Cardiologists at Hartford (Conn.) Hospital, writing in the June Annals of Emergency Medicine, described a patient suffering from irregular heartbeat whose rhythm was restored to normal following a Tasering by police.

Animals Amok
While working on the “Wild China” TV series in June, BBC filmmakers announced that they had captured footage of pandas mating in the wild. A male panda is shown fighting off other males to coax a female down from a tree. What follows, according to BBC News, are “loud calls which will make viewers think instantly of the Wookiee character from the Star Wars movies.” Producer Gavin Maxwell added, “I liken it to Chewbaccas in a pub brawl.” Eventually, the female descended and the pair got to work, “breathing hard and panting,” Maxwell said. “You can see the steam coming out of their mouths.”

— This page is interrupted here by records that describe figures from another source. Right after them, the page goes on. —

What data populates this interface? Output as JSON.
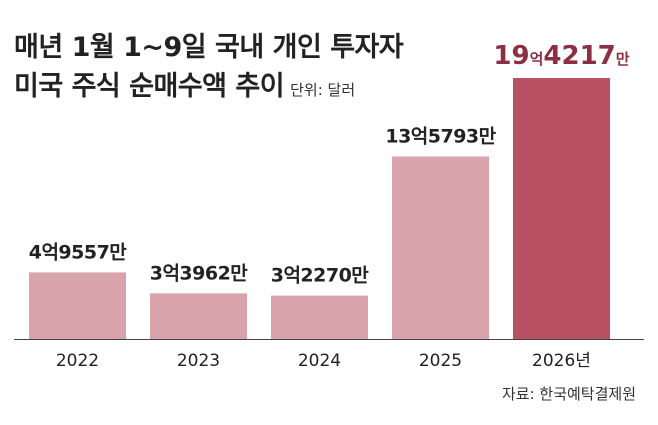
{
  "title": {
    "line1": "매년 1월 1~9일 국내 개인 투자자",
    "line2": "미국 주식 순매수액 추이",
    "unit": "단위: 달러"
  },
  "source": "자료: 한국예탁결제원",
  "colors": {
    "bar": "#d9a3ab",
    "highlight_bar": "#b85164",
    "highlight_label": "#8c2f43",
    "baseline": "#444444",
    "text": "#222222"
  },
  "chart_data": {
    "type": "bar",
    "categories": [
      "2022",
      "2023",
      "2024",
      "2025",
      "2026년"
    ],
    "values": [
      495570000,
      339620000,
      322700000,
      1357930000,
      1942170000
    ],
    "value_labels": [
      [
        {
          "t": "4억9557만",
          "s": "n"
        }
      ],
      [
        {
          "t": "3억3962만",
          "s": "n"
        }
      ],
      [
        {
          "t": "3억2270만",
          "s": "n"
        }
      ],
      [
        {
          "t": "13억5793만",
          "s": "n"
        }
      ],
      [
        {
          "t": "19",
          "s": "b"
        },
        {
          "t": "억",
          "s": "u"
        },
        {
          "t": "4217",
          "s": "b"
        },
        {
          "t": "만",
          "s": "u"
        }
      ]
    ],
    "highlight_index": 4,
    "ylim": [
      0,
      1942170000
    ],
    "grid": false,
    "legend": "none"
  }
}
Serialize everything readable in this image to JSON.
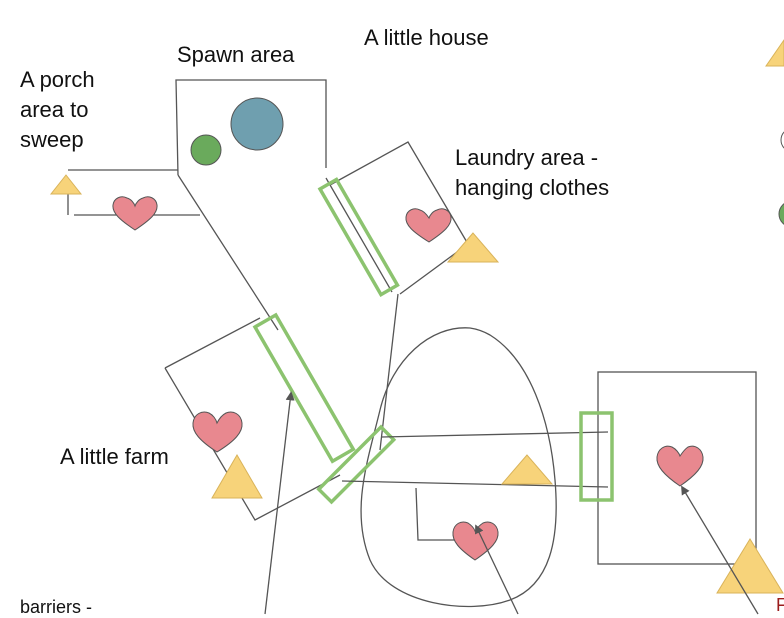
{
  "labels": {
    "spawn": "Spawn area",
    "house": "A little house",
    "porch": "A porch\narea to\nsweep",
    "laundry": "Laundry area -\nhanging clothes",
    "farm": "A little farm",
    "barriers": "barriers -",
    "edge_r": "F"
  },
  "colors": {
    "outline": "#555555",
    "line": "#555555",
    "green_circle": "#6aaa5c",
    "teal_circle": "#6f9faf",
    "heart": "#e8888f",
    "triangle": "#f7d37a",
    "triangle_stroke": "#d9b35a",
    "barrier": "#8cc36f",
    "arrow": "#555555"
  },
  "icons": [
    "heart-icon",
    "triangle-icon",
    "circle-icon",
    "arrow-icon"
  ]
}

China’s Xinhua news agency reported in March that a farmer in Jilin province had taught a pet tortoise to smoke cigarettes. The farmer, a smoker himself, said he was surprised when the pet puffed on a cigarette he had playfully stuck in its mouth. Ever since then, the farmer said, he occasionally shares smokes with the tortoise.

Coaches Gone Wild
High school soccer coach Sanford Kaplan, 57, was arrested in Lincoln, Neb., in May and charged with imprisoning several underage boys in his garage, where they were bound, gagged and suspended from the rafters.

Fetishes on Parade
(1) “There’s really no way to explain people’s fetishes,” said University of Cincinnati campus police Capt. Karen Patterson, describing the arrest of Dwight Pannell, 43, for allegedly crawling under a library table, squirting liquid from a syringe on a female student’s shoe and photographing it. Pannell told police he was just trying out his new camera. (2) In February, police officer Michael Curtin, 36, was removed from the force in Munhall, Pa., and in April was charged with offering two underage girls $1,000 each to let him suck their toes.

Least Competent Criminals
Not Ready for Prime Time: (1) Sharon Platt allegedly stole about $5,000 from her employer, Murphy Motors of Williston, N.D., before leaving town. She was apprehended in Pittsburgh in May after she applied for a job and listed Murphy Motors as a reference. Her old employer immediately alerted Pittsburgh police. (2) Charles Ray Fuller, 21, was arrested in Fort Worth, Texas, in April after he took a blank check belonging to his girlfriend and wrote it out to himself for $360 billion, which he presented to Chase Bank. After his arrest, Fuller assured police that the check was legitimate, saying that the girlfriend’s mother offered it to him to help start a record label.

New Zealand is taking steps to control the country’s emissions of methane, a greenhouse gas. In June, scientists mapped the genome that causes flatulence in ruminant animals. These animals cause more than half of New Zealand’s greenhouse-gas emissions through their flatulence (by comparison, livestock accounts for only 2% of U.S. greenhouse gases). The scientists believe they can cut down on the flatulence through a vaccination. Unless the vaccination is successful, farmers will face a huge tax on methane by 2012, as part of the requirements of the Kyoto Protocol.

News That Sounds Like a Joke
(1) When a big storm came through Alma, Ark., on the evening of May 7, residents rushed to the brand-new community shelter the town had just built amid great fanfare. However, as the winds raged, the 20 people who showed up had to sprawl on the ground for safety because the shelter was locked and the deputy with the key was busy on a call. (2) In January, Dr. Steve Paulk announced that he would offer breast augmentation procedures—and would be working out of Moundview Memorial Hospital in Friendship, Wis.